Who is Floyd Landis?

I didn't know the name until a few days before he won the Tour de France. Of course, now he's all over the news thanks to his having tested positive for unusual levels of epitestosterone.

This pre-Tour Washington Post profile is interesting. Landis comes from eastern Pennsylvania and was raised in a Mennonite community. Cycling was his escape.
Bike riding was freedom, the most freedom he had ever felt. And, as he found when he was 16 and won the first race he ever entered, he was awfully good at it.

Cycling was also a way to put his growing frustrations with his family's lifestyle behind him.
If Landis can put this scandal behind him (and that seems unlikely) there's a film in his story.
Landis long ago reconciled with his parents. In 2004 they took their first trip overseas to witness the peloton racing up a peak in the Pyrenees.
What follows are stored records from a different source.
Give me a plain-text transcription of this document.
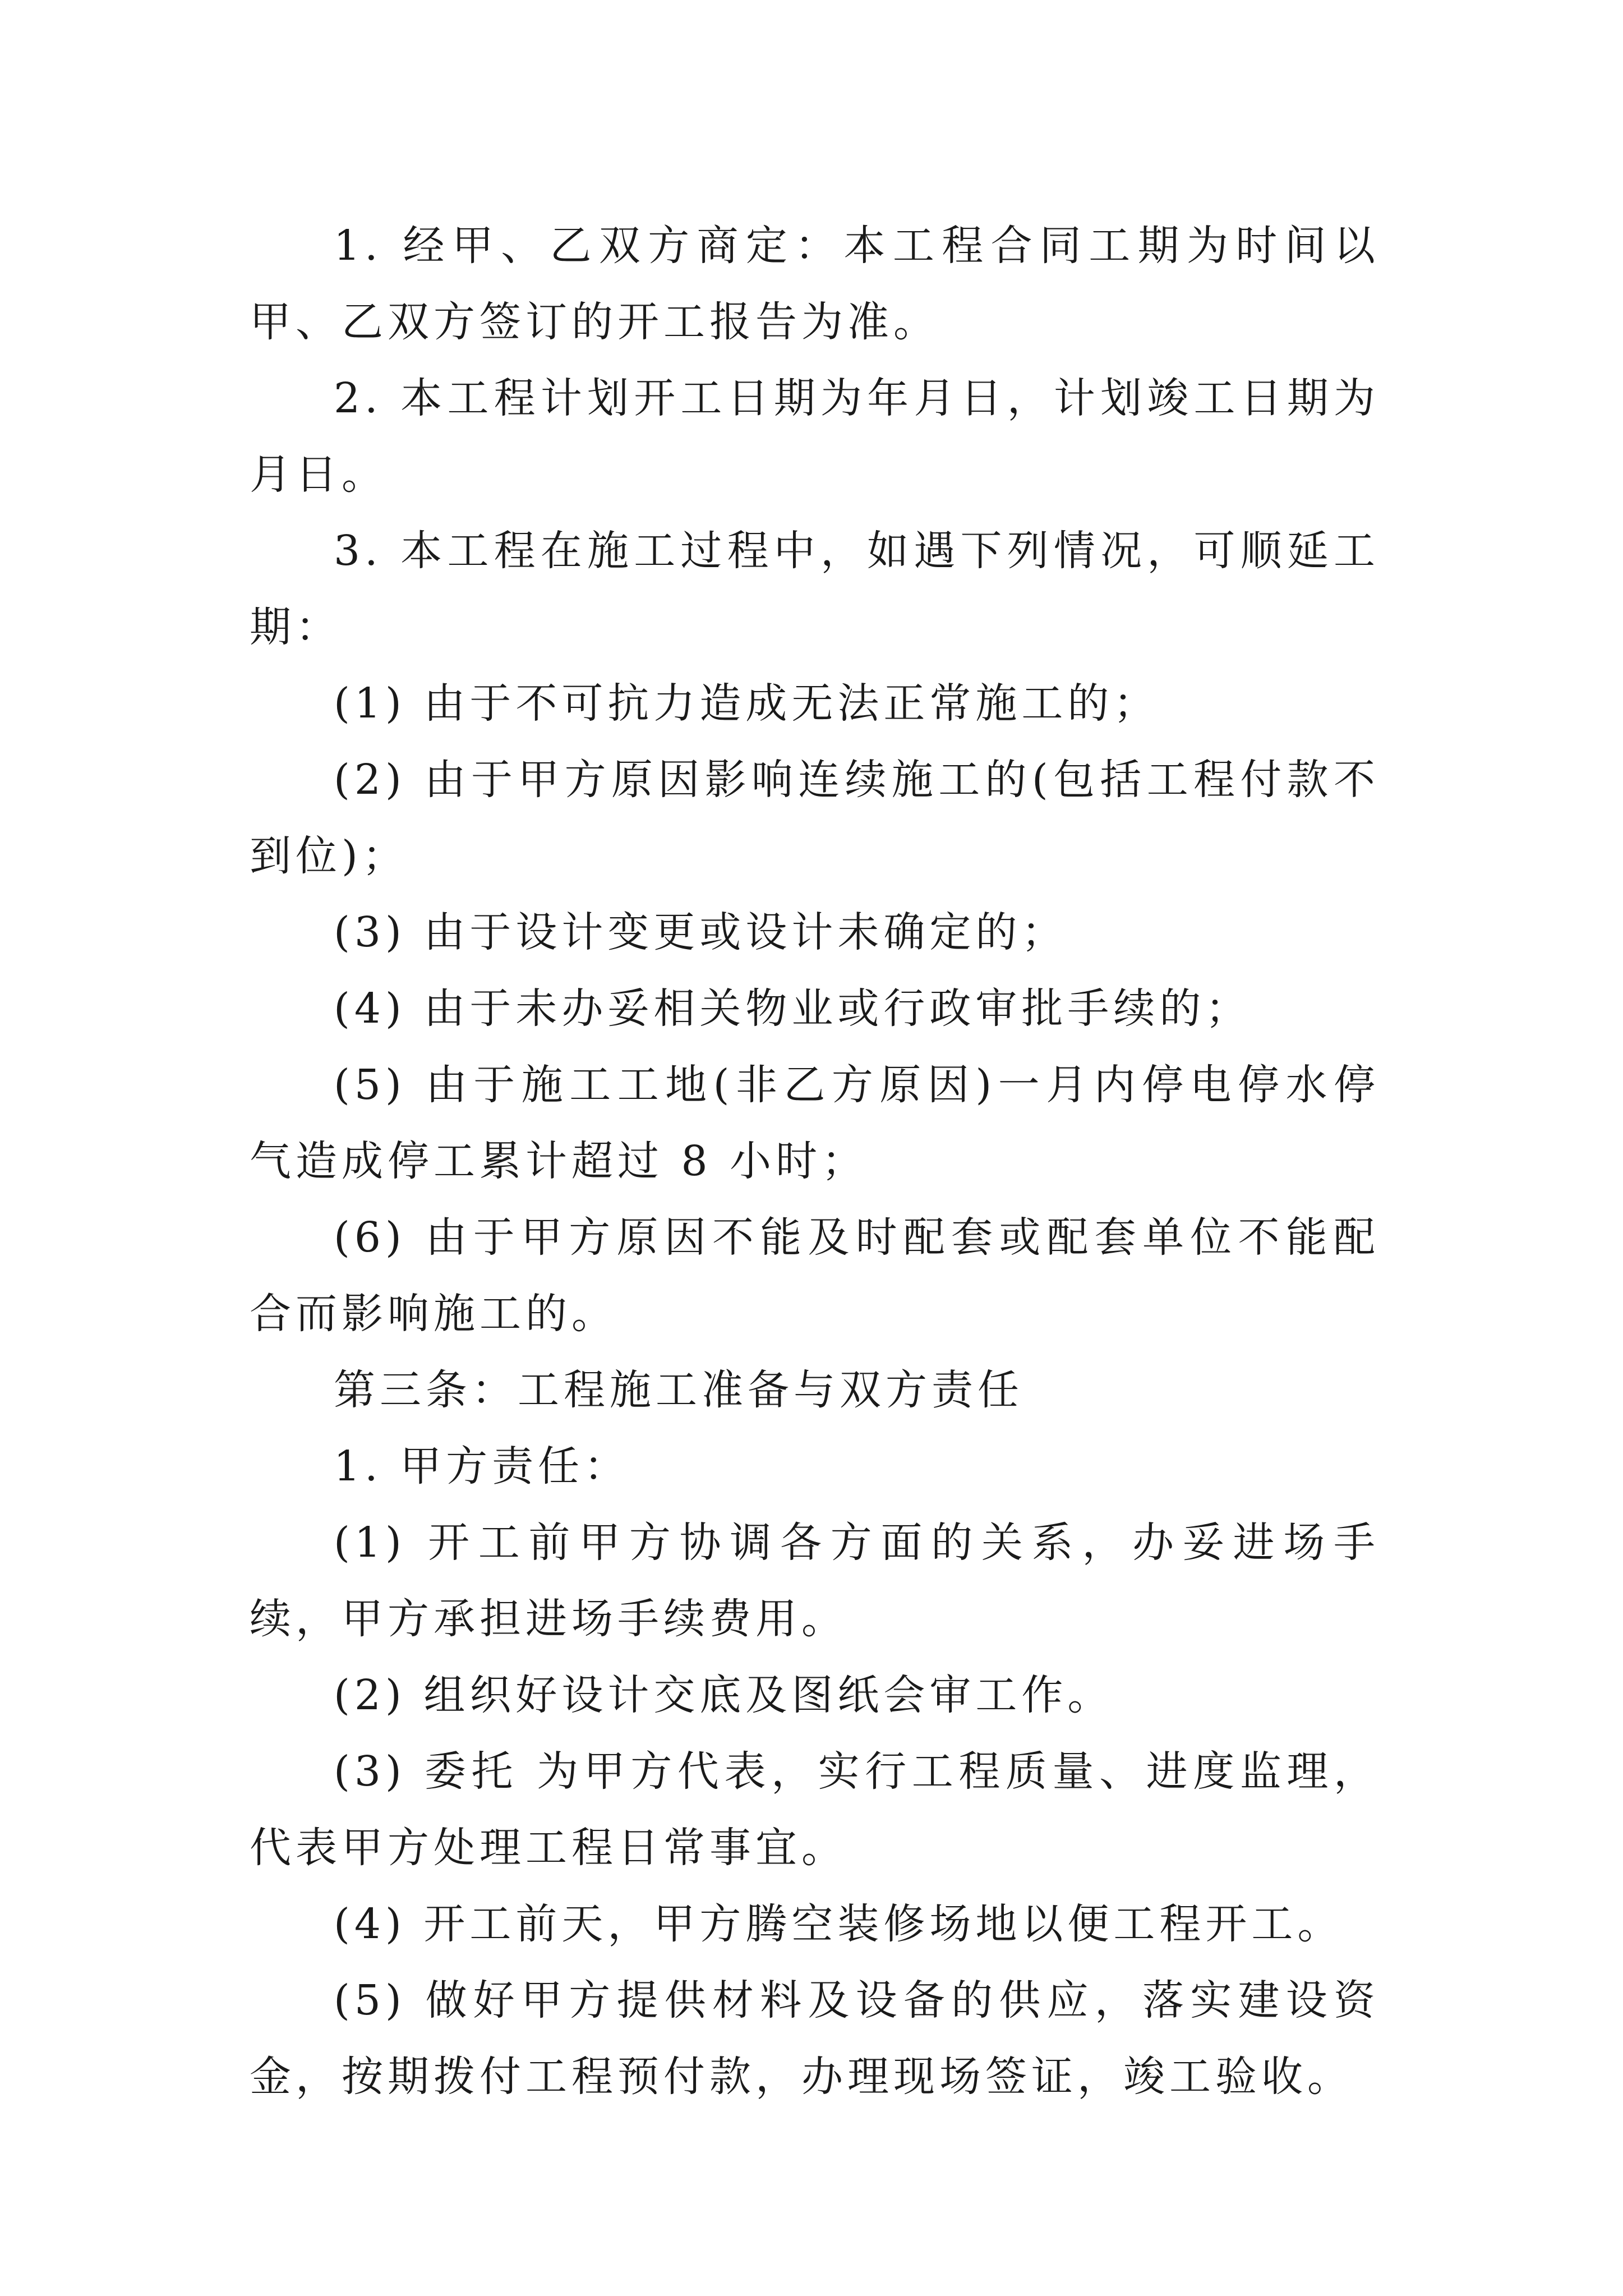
1. 经甲、乙双方商定：本工程合同工期为时间以甲、乙双方签订的开工报告为准。

2. 本工程计划开工日期为年月日，计划竣工日期为 月日。

3. 本工程在施工过程中，如遇下列情况，可顺延工期：

(1) 由于不可抗力造成无法正常施工的；

(2) 由于甲方原因影响连续施工的(包括工程付款不到位)；

(3) 由于设计变更或设计未确定的；

(4) 由于未办妥相关物业或行政审批手续的；

(5) 由于施工工地(非乙方原因)一月内停电停水停气造成停工累计超过 8 小时；

(6) 由于甲方原因不能及时配套或配套单位不能配合而影响施工的。

第三条：工程施工准备与双方责任

1. 甲方责任：

(1) 开工前甲方协调各方面的关系，办妥进场手续，甲方承担进场手续费用。

(2) 组织好设计交底及图纸会审工作。

(3) 委托 为甲方代表，实行工程质量、进度监理，代表甲方处理工程日常事宜。

(4) 开工前天，甲方腾空装修场地以便工程开工。

(5) 做好甲方提供材料及设备的供应，落实建设资金，按期拨付工程预付款，办理现场签证，竣工验收。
There the route was clotted with screaming, liquored-up, flag-draped Basques, who had poured in from Spain by the busload. Amid this rowdiness, clustered together in their high-necked frocks and crisp white bonnets, sat Landis's mother, Arlene, and three of his sisters, holding up a hand-painted banner. On it was the modest assertion: "We Support Floyd Landis."
I just don't understand why he would have taken drugs. Surely he must have known he'd test positive. And, if he didn't take drugs, is it possible to duplicate the effort he put in on Stage 17 and then test him again? Is there any possible natural explanation?

Anyway, Simon Barnes of the Times (London) says the sport of cycling is finished.